The water seeps into my ears blocking everything else out. It creeps into my clothes, through the strands of my hair. It invades my nose, my mouth, and slides into my lungs, into my stomach. It envelopes me, claims me as its own. I’m going with it.
And then something jerks me back. In the murky water, I can barely see what it is through my salt-blinded eyes. It’s Dad. He’s got me. He’s tugging on my vest, trying to unhitch the tether and I wonder why. Something breaks free and he pulls me up with him. The vest I’m wearing pops me up to the surface like a cork.
On the surface, my lungs vomit out searing salt water, even as more angry waves bash us against the hull of the sloop. She’s completely upside down. Dad’s pushing my limp arms up on the hull, trying to make me grab a hold of something, anything to keep my head above water.
I never dreamt when we left the shore this is where we’d be just a few hours later. I thought our biggest worry was the fight Dad had with Karla before we left. I don’t think she meant half the things she said to him, but I could tell by the way he stood at the helm of our sloop, his blue-gray eyes as stormy as the horizon, he was still stewing on it as we left the marina behind.
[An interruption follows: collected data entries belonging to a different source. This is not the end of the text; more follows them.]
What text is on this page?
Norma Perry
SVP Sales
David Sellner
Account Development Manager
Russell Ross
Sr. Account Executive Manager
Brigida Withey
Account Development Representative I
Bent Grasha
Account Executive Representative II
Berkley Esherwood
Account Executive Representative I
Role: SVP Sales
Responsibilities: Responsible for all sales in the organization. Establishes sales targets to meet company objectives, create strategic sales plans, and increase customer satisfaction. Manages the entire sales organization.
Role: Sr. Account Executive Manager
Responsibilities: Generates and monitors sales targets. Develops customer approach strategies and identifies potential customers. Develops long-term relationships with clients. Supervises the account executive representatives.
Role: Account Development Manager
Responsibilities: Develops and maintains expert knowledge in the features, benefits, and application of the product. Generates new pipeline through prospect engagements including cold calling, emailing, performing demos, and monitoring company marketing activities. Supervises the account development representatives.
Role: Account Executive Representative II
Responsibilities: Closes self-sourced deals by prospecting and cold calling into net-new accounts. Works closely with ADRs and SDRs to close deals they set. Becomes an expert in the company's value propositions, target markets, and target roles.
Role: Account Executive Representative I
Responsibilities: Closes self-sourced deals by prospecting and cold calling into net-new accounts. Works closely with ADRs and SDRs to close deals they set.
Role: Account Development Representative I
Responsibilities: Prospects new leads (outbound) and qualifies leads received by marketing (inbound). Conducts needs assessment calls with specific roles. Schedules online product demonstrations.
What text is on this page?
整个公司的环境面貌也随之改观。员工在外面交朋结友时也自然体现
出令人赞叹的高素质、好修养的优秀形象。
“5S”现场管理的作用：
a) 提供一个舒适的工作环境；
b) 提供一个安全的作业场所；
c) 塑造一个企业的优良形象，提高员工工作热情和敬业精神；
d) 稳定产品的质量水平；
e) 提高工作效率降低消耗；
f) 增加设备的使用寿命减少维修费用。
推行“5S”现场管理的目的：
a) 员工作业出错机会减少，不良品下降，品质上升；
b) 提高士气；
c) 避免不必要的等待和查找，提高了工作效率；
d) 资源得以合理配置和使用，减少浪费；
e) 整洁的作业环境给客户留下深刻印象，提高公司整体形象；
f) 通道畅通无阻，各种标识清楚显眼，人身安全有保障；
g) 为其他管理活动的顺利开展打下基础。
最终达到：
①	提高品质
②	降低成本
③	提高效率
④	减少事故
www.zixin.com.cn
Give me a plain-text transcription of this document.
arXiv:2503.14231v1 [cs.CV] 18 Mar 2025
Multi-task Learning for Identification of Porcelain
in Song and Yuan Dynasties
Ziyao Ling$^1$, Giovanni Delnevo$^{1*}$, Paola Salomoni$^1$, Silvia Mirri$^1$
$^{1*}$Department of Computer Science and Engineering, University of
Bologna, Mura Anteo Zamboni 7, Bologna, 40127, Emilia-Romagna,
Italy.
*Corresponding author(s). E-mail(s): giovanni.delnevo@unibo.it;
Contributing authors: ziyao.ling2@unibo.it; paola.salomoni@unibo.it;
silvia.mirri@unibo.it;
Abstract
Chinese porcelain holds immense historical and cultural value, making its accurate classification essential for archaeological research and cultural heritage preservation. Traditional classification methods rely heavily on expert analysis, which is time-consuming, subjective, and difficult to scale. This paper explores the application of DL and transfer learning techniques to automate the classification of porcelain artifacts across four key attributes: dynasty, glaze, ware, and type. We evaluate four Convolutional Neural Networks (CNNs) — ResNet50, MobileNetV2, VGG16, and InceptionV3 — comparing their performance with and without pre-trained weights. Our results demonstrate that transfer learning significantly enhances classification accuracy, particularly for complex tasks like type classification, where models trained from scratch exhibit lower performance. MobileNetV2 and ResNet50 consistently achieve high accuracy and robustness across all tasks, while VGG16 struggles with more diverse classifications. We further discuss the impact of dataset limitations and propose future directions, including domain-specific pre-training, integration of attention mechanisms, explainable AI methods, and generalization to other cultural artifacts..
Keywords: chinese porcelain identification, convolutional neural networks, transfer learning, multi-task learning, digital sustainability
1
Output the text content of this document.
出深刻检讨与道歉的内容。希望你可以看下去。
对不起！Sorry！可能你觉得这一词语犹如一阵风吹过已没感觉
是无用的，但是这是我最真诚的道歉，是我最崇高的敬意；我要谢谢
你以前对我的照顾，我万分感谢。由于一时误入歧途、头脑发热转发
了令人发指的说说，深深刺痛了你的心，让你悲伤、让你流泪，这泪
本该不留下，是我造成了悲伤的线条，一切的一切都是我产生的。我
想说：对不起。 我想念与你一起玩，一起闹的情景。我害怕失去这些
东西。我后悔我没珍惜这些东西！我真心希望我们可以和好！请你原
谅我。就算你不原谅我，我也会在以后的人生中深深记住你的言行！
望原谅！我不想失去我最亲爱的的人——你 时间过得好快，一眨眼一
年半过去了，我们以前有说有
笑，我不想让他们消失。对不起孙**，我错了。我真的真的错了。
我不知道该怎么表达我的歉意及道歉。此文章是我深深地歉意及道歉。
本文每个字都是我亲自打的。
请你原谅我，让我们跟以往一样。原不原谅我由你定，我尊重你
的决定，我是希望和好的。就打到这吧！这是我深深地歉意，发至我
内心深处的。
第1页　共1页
“If you go out there, Adam, don’t bother coming back,” she had said.
“She’ll get over it. She always does,” I said. I pulled my windbreaker on. The cold spray of the ocean was freezing my arms, raising goose bumps on my skin.
“I don’t know, Sam. Seemed pretty serious to me.”
“But we have to train. She has to know how important this race is. If we win, the money…”
“I think she’s reached the limit, Little Fish.”
Dad still called me Little Fish, even though I was sixteen, and it still made me smile. He gave me the name years ago and it looked like it would be mine forever.